Para Maria Alice, é um dever das fundações e instituições pensarem em como criar mais institucionalidade da sociedade civil. Um dos caminhos é apoiar as pequenas ONGs locais, investindo na capacitação de suas equipes. É igualmente importante, segundo ela, fortalecer os movimentos das associações locais. “Esse é um trabalho de longo prazo, exige escuta e respeito para que ocorram as articulações. Mas só assim vamos construir uma sociedade civil empoderada, que exija políticas públicas claras e sistêmicas”, relata.
Falta de diálogo e ações conjuntas
Sérgio Amoroso, da Fundação Orsa, apontou que um dos principais desafios é promover uma união entre instituições, organizações, empresas e poder público. “É uma dificuldade terrível fazer um trabalho em conjunto. Se conseguíssemos isso, seria um grande passo”.
Bradford Smith, da Foundation Center, também enfatizou a fragmentação do Terceiro Setor, definindo-o como um arquipélago com diversas ilhas que não se comunicam entre si. “Ao contrário do que costumamos pensar, o Terceiro Setor não é constituído por organizações parecidas e que atuam de uma forma coordenada e com objetivos comuns”, explicou.

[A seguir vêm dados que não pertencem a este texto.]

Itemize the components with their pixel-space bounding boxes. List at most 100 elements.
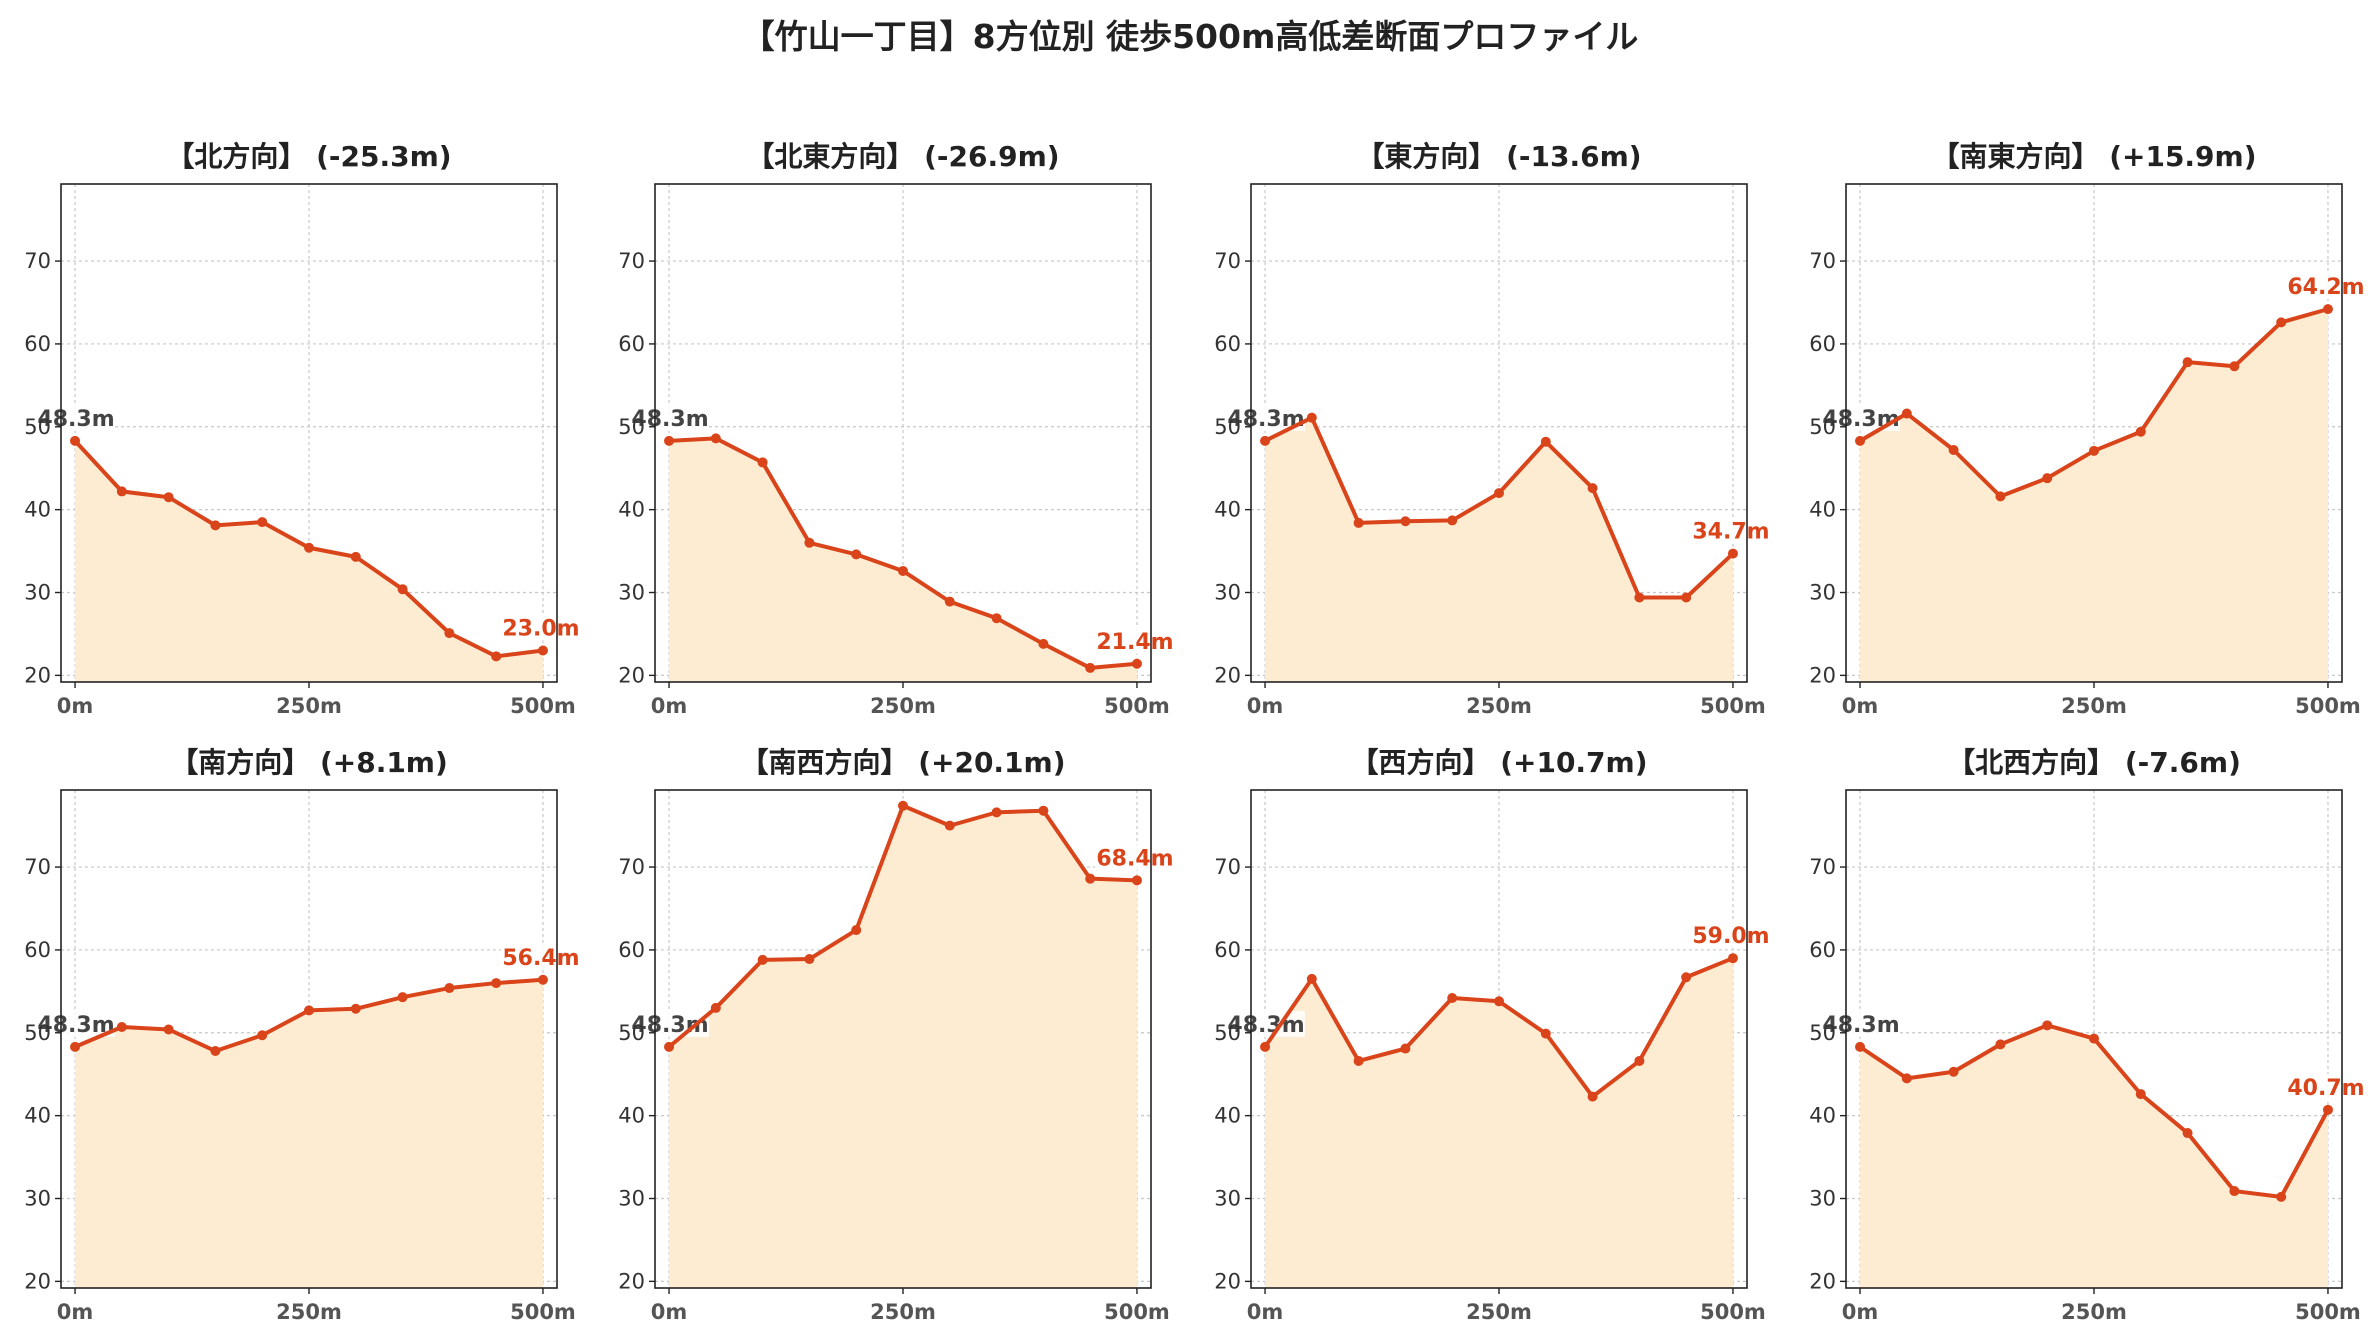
end-label-background	[1094, 627, 1179, 654]
data-point	[257, 517, 268, 528]
data-point	[1494, 488, 1504, 499]
data-point	[163, 1024, 174, 1035]
y-tick-label: 50	[24, 1021, 51, 1045]
x-tick-label: 500m	[2295, 694, 2361, 718]
data-point	[1131, 875, 1142, 886]
data-point	[1855, 1041, 1866, 1052]
x-tick-label: 500m	[1104, 1300, 1170, 1324]
area-fill	[75, 979, 543, 1288]
y-tick-label: 50	[1809, 1021, 1836, 1045]
y-tick-label: 40	[618, 498, 645, 522]
y-tick-label: 20	[618, 663, 645, 687]
data-point	[1260, 435, 1271, 446]
data-point	[1727, 548, 1738, 559]
y-tick-label: 30	[24, 581, 51, 605]
y-tick-label: 40	[1809, 1104, 1836, 1128]
start-elevation-label: 48.3m	[1822, 1013, 1899, 1038]
data-point	[257, 1030, 268, 1041]
x-tick-label: 250m	[1466, 1300, 1532, 1324]
panel-title: 【北西方向】 (-7.6m)	[1947, 746, 2241, 779]
x-tick-label: 500m	[2295, 1300, 2361, 1324]
end-label-background	[1690, 922, 1775, 949]
end-label-background	[1690, 517, 1775, 544]
data-point	[2276, 317, 2287, 328]
y-tick-label: 60	[24, 938, 51, 962]
x-tick-label: 0m	[1247, 694, 1284, 718]
data-point	[1540, 436, 1551, 447]
data-point	[1353, 517, 1364, 528]
data-point	[2042, 1020, 2053, 1031]
x-tick-label: 500m	[1700, 694, 1766, 718]
data-point	[1447, 515, 1458, 526]
y-tick-label: 60	[1809, 332, 1836, 356]
data-point	[1131, 658, 1142, 669]
y-tick-label: 70	[1214, 855, 1241, 879]
data-point	[210, 520, 221, 531]
y-tick-label: 50	[24, 415, 51, 439]
data-point	[537, 645, 548, 656]
y-tick-label: 50	[1214, 415, 1241, 439]
start-label-background	[37, 404, 116, 431]
x-tick-label: 250m	[2061, 1300, 2127, 1324]
end-label-background	[500, 614, 585, 641]
y-tick-label: 30	[618, 1187, 645, 1211]
data-point	[1353, 1055, 1364, 1066]
end-elevation-label: 56.4m	[502, 946, 579, 971]
y-tick-label: 40	[1214, 498, 1241, 522]
y-tick-label: 40	[618, 1104, 645, 1128]
data-point	[1948, 444, 1959, 455]
data-point	[491, 978, 502, 989]
x-tick-label: 250m	[276, 1300, 342, 1324]
data-point	[491, 651, 502, 662]
y-tick-label: 70	[618, 249, 645, 273]
x-tick-label: 0m	[1842, 694, 1879, 718]
start-elevation-label: 48.3m	[1227, 1013, 1304, 1038]
data-point	[444, 628, 455, 639]
y-tick-label: 20	[1809, 663, 1836, 687]
data-point	[2322, 1104, 2333, 1115]
end-elevation-label: 68.4m	[1096, 846, 1173, 871]
y-tick-label: 70	[1214, 249, 1241, 273]
end-elevation-label: 23.0m	[502, 617, 579, 642]
data-point	[1306, 973, 1317, 984]
y-tick-label: 50	[618, 1021, 645, 1045]
end-label-background	[500, 943, 585, 970]
x-tick-label: 250m	[870, 1300, 936, 1324]
x-tick-label: 0m	[57, 1300, 94, 1324]
data-point	[804, 954, 815, 965]
data-point	[1085, 662, 1096, 673]
data-point	[1587, 483, 1598, 494]
data-point	[2135, 426, 2146, 437]
x-tick-label: 0m	[1247, 1300, 1284, 1324]
y-tick-label: 30	[618, 581, 645, 605]
x-tick-label: 0m	[1842, 1300, 1879, 1324]
panel-title: 【南西方向】 (+20.1m)	[740, 746, 1065, 779]
data-point	[851, 925, 862, 936]
y-tick-label: 50	[1809, 415, 1836, 439]
y-tick-label: 60	[24, 332, 51, 356]
start-elevation-label: 48.3m	[37, 407, 114, 432]
data-point	[2089, 445, 2099, 456]
data-point	[2135, 1089, 2146, 1100]
data-point	[851, 549, 862, 560]
y-tick-label: 20	[618, 1269, 645, 1293]
data-point	[1634, 592, 1645, 603]
data-point	[757, 457, 768, 468]
end-elevation-label: 34.7m	[1692, 520, 1769, 545]
data-point	[804, 537, 815, 548]
data-point	[1085, 873, 1096, 884]
data-point	[1587, 1091, 1598, 1102]
data-point	[116, 1021, 127, 1032]
start-label-background	[37, 1010, 116, 1037]
x-tick-label: 500m	[1700, 1300, 1766, 1324]
data-point	[70, 435, 81, 446]
data-point	[1447, 992, 1458, 1003]
y-tick-label: 30	[1809, 581, 1836, 605]
area-fill	[1860, 309, 2328, 682]
x-tick-label: 0m	[57, 694, 94, 718]
y-tick-label: 70	[24, 855, 51, 879]
data-point	[1540, 1028, 1551, 1039]
data-point	[2182, 357, 2193, 368]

De acordo com Maria Alice, o discurso do “meu projeto, seu projeto” precisa ser superado. Hugo Barreto complementou, afirmando que “temos de ser capazes de construir pontes, canais, comunicações entre as diferentes ilhas deste arquipélago”.
Ele destacou ainda que as instituições precisam se inserir em uma agenda estratégica perante os formuladores de políticas públicas. “E nós também devemos abrir as nossas agendas com transparência”, complementou.
Em relação à fragmentação do Terceiro Setor, Maria Alice destacou que um Estado forte, democrático e participativo seria capaz de alinhar a direção do Terceiro Setor, pois traçaria objetivos claros e de longo prazo em suas políticas públicas. “No entanto, ainda hoje, temos de superar uma cultura impregnada de um estado paternalista”, pontuou.
No fim de sua exposição, Maria Alice comentou sobre o que considera como ferramenta útil para superar os desafios elencados no início. “Acredito na importância de trabalhar no território, com populações das periferias dos centros urbanos, marcadas pela alta vulnerabilidade social. Esse trabalho deve ser articulado com uma concepção de desenvolvimento local e sustentável”.
Segundo ela, desenvolvimento local é a geração de riquezas ancorada nos princípios de equidade, sustentabilidade, liberdade e democracia. “É um desenvolvimento socialmente justo, ambientalmente responsável, economicamente competitivo, politicamente democrático e culturalmente diverso”.
Um dos caminhos possíveis para se trabalhar com desenvolvimento local é por meio de fundações comunitárias e fundos comunitários. Para amadurecer essa discussão, a Fundação Tide Setubal lançou no Congresso do Gife a publicação Desenvolvimento Local e Fundações Comunitárias em Áreas Urbanas: desafios e oportunidade. Leia mais aqui <https://fundacaotidesetubal.org.brnoticias/224>.
Seguindo nesta direção, Maria Alice anunciou que a Fundação criará um fundo de desenvolvimento sustentável, a ser implementado neste semestre em São Miguel Paulista, bairro de São Paulo onde vivem mais de 400 mil habitantes.
O propósito é receber investimentos de pessoas jurídicas e pessoas físicas de diferentes portes, interessadas em desenvolver a região e administrar os valores de maneira estratégica para impulsionar e fortalecer atividades produtivas na comunidade. Assim, pretende-se gerar opções de trabalho e renda locais. “Isso é pensar um pouco mais pra frente, ter coragem de adotar novas formas de acoplar novos parceiros em troca de um país mais justo”, esclareceu.